Proprio sulla base di queste considerazioni occorre stare attenti a mettere a confronto soluzioni esclusivamente a scopo politico, per arrivare primi in qualcosa. Sarebbe la perpetrazione del danno, alla salute in senso lato e all’occupazione dignitosa! La competizione regionale deve trasformarsi in una occasione favorevole per il futuro delle «Acciaierie d’Italia», per una sua definitiva sistemazione, non già in una gara di inutili esche elettorali. A nulla serve la negazione ex abrupto della sua nazionalizzazione, così come pronunciata dal ministro Urso, arrampicandosi su una Costituzione che (pare) non la consentirebbe, nonostante il suo essere produttore egemone in Europa. Così come è da ritenersi stravagante e ulteriormente rischioso l’utilizzo delle risorse statali attraverso partecipazioni vincenti in procedure agonistiche con i privati. Tante le esperienze negative in tal senso. Diversi i «fallimenti con i privati» e il loro dannevole ritiro dai progetti condivisi (l’esempio della società indiana ArcelorMittal è sintomatico) con la prerogativa di aggravare il perimetro della crisi. Tutto ciò a dimostrazione che la gestione esclusivamente privata non ha capacità di reggere. Difficili da sostenere gli investimenti necessari dettati dalla combinazione dei costi ambientali con quelli di rinnovamento tecnologico e di sopportazione dei contenziosi.
Un insieme di pesi che non lasciano sperare al privato il conseguimento della sostenibilità aziendale. Tenendo conto della esperienza vissuta da credere all’esito favorevole della gigafactory di scuola trumpiana, perorata dal ministro Urso juste pour faire du bruit électoral, nella quale è davvero difficile individuare gli scenari possibili, tenendo conto tuttavia dei diversi impatti sull’ecosistema e sull’occupazione. Del resto, l’idea poggia la sua messa a terra della proposta della fine di luglio scorso della Tesla Owners Italia di riproposizione del progetto del 2021 di riconversione dello stabilimento ad emissioni zero, focalizzata sulla produzione di veicoli elettrici, sistemi di accumulo energetico e componentistica sostenibile.

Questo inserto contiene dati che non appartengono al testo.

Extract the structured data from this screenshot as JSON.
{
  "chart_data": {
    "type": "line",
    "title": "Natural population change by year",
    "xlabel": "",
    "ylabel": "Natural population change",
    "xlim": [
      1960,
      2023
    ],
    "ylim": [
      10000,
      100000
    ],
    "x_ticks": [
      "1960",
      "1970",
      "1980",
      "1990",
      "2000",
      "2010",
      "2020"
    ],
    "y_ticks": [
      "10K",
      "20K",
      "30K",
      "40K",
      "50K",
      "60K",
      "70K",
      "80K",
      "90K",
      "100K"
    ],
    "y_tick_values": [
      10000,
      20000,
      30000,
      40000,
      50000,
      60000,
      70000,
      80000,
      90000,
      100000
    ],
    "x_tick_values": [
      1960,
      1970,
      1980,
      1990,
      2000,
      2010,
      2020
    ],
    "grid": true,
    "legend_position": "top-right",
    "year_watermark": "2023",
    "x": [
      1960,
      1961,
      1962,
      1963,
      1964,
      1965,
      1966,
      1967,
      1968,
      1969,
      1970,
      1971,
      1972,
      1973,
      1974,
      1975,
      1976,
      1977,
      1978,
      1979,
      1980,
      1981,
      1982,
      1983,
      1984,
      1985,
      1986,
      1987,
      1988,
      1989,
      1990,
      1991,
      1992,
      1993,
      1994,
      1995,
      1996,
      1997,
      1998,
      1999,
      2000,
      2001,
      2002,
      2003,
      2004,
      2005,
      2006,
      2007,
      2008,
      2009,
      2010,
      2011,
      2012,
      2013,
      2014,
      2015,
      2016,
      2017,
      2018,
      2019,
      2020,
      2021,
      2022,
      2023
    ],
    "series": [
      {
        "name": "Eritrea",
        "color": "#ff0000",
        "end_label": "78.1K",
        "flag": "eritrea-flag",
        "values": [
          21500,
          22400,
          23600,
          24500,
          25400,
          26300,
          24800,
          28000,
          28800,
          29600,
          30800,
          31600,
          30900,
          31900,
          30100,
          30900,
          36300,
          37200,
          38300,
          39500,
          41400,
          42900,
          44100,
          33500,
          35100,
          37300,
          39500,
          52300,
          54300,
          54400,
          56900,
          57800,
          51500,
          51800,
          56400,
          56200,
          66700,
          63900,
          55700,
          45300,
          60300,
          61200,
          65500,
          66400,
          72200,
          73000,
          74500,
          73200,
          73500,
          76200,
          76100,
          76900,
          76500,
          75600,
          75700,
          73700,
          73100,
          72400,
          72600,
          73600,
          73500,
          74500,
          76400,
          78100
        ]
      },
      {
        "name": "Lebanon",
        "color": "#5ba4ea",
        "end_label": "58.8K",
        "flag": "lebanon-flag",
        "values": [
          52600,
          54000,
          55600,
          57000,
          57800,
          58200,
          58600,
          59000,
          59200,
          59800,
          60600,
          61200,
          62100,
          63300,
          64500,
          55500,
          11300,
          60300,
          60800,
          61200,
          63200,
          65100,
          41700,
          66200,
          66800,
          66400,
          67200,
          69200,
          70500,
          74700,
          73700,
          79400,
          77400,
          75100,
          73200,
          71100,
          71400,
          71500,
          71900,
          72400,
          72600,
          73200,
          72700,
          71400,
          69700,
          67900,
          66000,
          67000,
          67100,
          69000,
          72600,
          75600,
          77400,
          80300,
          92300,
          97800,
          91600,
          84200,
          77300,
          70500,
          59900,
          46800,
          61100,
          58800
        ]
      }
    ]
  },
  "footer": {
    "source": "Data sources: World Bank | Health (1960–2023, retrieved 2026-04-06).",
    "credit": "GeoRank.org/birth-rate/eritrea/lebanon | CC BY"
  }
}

Tutto ciò lascia propendere per la proposta di nazionalizzazione del già bravo sindaco di Bari, oggi europarlamentare. Tanti i punti di forza della sua idea politica, di qui a poco anche istituzionale. Presenti delle ovvie criticità, ma superabili con l’impegno e i sacrifici di tutti, da sopportarsi con la solidarietà dell’intera Nazione. Processo di decarbonizzazione a carico dello Stato manager che si renda garante di due risultati: l’occupazione e la questione ambientale, mettendo in cantina il carbone e passando al ricorso dei forni elettrici.
Per fare tutto questo, occorre gestire al massimo il podio regionale, sino ad oggi distratto dall’assumere efficacia politica. Indispensabili gli esami propedeutici al progetto, che Decaro ha messo già in inventario: la definizione dello stato giuridico dell’iniziativa; l’estimo economico-finanziario dei costi accollati allo Stato per investimenti e bonifica dei luoghi (decarbonizzazione, eliminazione dei rischi socio-ambientali, prospettive di redditività, ecc.); il rilancio della sovranità industriale nella produzione dell’acciaio.
Un progetto che abbisogna della solidarietà reale di tutti, magari sostituendo ad hoc qualcuna delle inutili accise sui carburanti obsolete da decenni (del tipo: guerra d’Etiopia del 1935); disastro del Vajont del1963; alluvione di Firenze del 1966; terremoto del Belice del 1968; terremoto dell’Irpinia del 1980 e missione in Libano del 1983) destinando quantomeno l’equivalente ad un progetto così importante per il Paese e l’Europa.